What Happened in Rare Earths
A sharp rally in rare earths has pushed the market above the floor price embedded in a U.S. government agreement with MP Materials (MP), the domestic producer central to the U.S. push to rebuild parts of the magnet supply chain.
The key threshold in the deal is $110 per kilogram for neodymium-praseodymium (NdPr). As long as prices remain above that level, the U.S. government does not have to subsidize MP’s output of NdPr.
The arrangement is designed to protect a strategically important producer when prices are weak, while also giving the government a share of the upside when prices strengthen.
- The deal sets a floor price of $110/kg for NdPr.
- It was signed with the Department of Defense in July last year.
- The DoD earns 30% of the price upside under the mechanism.
Why the Pricing Reference Point Matters
The structure works mechanically, but it raises a market issue that matters beyond one company: who sets the reference price.
Right now, the pricing anchor is China. MP’s regulatory filing points to a China ex-works NdPr index as the reference for the agreement. Another China-based price series frequently used by the market is published by a competing Chinese price reporting agency.
This matters because China’s influence on rare earth pricing reflects its supply-chain dominance and the fact that it has the most physically liquid marketplace for the critical metals used in permanent magnets. But a China-based “ex-works” reference inherently reflects China’s domestic dynamics—at a time when Western supply chains are trying to scale up and China has been restricting exports.
- A China ex-works index reflects Chinese domestic market conditions.
- Those dynamics can diverge from Western supply-chain buildout needs.
- When contracts reference China’s price, Western projects inherit China-driven price discovery.
The Legal and Policy Overhang on China-Based Prices
China’s pricing power is not only about physical dominance. It also extends to price discovery—and, by extension, the confidence global counterparties place in the transparency and independence of a benchmark.
A November 2025 report by a U.S. House Select Committee on China highlighted concerns around China’s legal framework for mineral price reporting, pointing to the country’s 1998 Pricing Law and stating it “effectively makes it illegal to publish prices that deviate from the PRC government’s wishes.”
For market participants, that turns “benchmark risk” into something broader than volatility: it becomes a question of how a reference price is formed and whether it can be relied upon during periods of policy stress.
An Escape Clause—and a Path to Ex-China Price Discovery
The U.S. agreement includes an explicit escape hatch. The DoD can elect to switch the reference point away from the China index if “an internationally recognized alternative price index is developed” that expresses an ex-China mid-market price for NdPr oxide.
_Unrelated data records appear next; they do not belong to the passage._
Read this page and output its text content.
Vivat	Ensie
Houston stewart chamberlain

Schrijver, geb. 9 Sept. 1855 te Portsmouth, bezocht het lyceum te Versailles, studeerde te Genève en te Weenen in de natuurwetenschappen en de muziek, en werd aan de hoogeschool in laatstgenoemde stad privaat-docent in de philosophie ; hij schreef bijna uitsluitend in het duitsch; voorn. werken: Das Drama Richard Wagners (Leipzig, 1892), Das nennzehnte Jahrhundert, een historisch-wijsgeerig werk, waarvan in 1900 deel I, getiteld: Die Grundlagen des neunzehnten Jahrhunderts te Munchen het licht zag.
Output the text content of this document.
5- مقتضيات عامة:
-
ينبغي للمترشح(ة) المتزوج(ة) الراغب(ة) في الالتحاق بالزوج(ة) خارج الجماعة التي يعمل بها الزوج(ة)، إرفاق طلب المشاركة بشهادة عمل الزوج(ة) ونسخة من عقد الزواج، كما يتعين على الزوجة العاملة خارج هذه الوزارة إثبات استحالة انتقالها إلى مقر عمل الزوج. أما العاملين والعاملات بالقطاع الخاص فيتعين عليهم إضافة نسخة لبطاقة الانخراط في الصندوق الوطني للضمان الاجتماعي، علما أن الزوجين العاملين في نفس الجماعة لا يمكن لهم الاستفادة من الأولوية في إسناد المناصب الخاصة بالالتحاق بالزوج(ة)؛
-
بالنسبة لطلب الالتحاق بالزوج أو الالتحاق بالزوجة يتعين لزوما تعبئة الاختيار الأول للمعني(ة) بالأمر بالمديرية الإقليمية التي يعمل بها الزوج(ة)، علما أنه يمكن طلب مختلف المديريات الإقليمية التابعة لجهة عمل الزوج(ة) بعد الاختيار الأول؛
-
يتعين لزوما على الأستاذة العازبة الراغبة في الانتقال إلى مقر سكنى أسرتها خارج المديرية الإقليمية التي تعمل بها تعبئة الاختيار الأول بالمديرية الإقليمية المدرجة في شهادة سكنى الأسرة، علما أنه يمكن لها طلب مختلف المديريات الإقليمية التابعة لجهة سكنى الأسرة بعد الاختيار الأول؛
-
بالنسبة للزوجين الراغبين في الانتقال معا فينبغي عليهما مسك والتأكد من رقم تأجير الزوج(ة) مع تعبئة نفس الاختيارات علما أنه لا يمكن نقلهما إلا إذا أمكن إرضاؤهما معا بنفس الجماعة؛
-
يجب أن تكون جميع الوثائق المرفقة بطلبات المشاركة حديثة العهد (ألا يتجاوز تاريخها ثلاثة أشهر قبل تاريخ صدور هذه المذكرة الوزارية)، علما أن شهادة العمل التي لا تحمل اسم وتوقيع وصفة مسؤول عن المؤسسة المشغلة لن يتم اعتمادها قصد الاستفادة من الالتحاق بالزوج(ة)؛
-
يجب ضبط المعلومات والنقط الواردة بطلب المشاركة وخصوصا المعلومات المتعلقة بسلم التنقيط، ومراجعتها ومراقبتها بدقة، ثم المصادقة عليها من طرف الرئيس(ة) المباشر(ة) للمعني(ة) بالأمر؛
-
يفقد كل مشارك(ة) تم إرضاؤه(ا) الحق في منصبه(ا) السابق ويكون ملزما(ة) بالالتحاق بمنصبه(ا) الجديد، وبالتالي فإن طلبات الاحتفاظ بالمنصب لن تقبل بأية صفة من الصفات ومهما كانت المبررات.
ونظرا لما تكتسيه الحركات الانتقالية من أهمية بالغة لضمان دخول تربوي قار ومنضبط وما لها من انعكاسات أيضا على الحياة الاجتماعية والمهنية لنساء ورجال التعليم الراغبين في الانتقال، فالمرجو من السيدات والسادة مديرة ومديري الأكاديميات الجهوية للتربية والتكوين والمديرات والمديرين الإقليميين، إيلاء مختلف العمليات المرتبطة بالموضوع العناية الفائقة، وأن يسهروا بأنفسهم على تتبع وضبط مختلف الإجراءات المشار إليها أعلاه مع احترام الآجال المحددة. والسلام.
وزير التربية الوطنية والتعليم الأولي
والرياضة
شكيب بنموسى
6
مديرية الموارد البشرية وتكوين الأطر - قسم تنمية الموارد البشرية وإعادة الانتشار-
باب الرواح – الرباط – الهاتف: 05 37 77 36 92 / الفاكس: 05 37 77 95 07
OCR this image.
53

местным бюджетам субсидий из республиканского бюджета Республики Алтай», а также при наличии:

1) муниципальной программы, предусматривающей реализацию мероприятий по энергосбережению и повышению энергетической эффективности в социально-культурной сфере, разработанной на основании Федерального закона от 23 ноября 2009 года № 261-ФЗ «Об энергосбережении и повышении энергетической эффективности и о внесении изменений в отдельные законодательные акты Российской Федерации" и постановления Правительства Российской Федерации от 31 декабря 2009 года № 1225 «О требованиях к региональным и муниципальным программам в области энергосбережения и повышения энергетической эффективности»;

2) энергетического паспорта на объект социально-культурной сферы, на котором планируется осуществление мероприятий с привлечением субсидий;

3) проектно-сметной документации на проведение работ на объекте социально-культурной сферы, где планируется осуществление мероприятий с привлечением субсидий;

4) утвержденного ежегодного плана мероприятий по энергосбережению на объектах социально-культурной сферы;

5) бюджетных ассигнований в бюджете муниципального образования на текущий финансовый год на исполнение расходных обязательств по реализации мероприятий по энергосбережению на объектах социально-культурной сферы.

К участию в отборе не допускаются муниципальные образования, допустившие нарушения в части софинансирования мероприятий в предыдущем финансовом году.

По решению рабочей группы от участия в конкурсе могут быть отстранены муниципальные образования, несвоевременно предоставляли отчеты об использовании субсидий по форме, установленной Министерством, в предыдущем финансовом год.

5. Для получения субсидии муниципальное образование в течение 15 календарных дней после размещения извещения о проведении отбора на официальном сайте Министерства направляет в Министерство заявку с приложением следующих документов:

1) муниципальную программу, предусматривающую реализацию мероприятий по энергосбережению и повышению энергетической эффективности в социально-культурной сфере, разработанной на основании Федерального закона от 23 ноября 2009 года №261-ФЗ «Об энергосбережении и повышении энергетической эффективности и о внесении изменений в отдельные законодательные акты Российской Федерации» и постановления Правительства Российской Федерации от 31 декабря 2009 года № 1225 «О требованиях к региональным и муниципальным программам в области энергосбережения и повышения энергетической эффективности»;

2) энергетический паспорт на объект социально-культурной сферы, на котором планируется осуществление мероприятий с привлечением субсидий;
Several efforts are moving in that direction. Benchmark Mineral Intelligence has begun collecting prices for rare earths traded outside China. Meanwhile, CME Group (CME) and Intercontinental Exchange (ICE) are studying the potential for rare earth futures contracts—tools that can help develop a benchmark and give buyers and sellers a way to hedge.
- The DoD can switch if an internationally recognized ex-China index emerges.
- Benchmark Mineral Intelligence has started collecting ex-China rare earth prices.
- CME and ICE are evaluating rare earth futures contracts.
Lithium Shows How Western Pricing Can Mature
A useful comparison is lithium. China has long influenced lithium pricing, including through domestic exchange signals. Over time, the Western market built more of its own pricing and risk-management toolkit through growing activity in CME lithium futures.
After CME launched its lithium hydroxide contract in 2021, activity was initially limited. It later accelerated as Western buyers and sellers sought alternatives. CME volumes rose 37% year-on-year in 2025, and January turnover hit a monthly record of 19,590 contracts. CME also expanded its suite with options and additional lithium-linked contracts.
The parallel is straightforward: even if China remains the largest physical market, a functioning Western derivatives and index ecosystem can reduce reliance on China as the sole venue for price discovery—and can improve the ability of projects to attract financing by enabling hedging.
What Investors Will Watch Next
The next signposts are whether an ex-China NdPr index gains broad acceptance and whether any rare earth futures proposals advance from study to launch. For U.S. investors, the key is whether new benchmarks meaningfully reduce pricing and financing friction for Western supply-chain projects.
WSA Take
The rally in NdPr has temporarily turned the U.S. floor-price deal with MP Materials (MP) into a win for taxpayers, since prices above $110/kg reduce the need for subsidies. But the bigger issue is structural: the contract’s reference price is still anchored in China, which keeps Western supply chains tied to Chinese price discovery. The embedded escape clause is a clear admission that the West needs an ex-China benchmark to make industrial policy durable. The lithium market shows how quickly pricing power can shift once credible contracts and liquidity build outside China.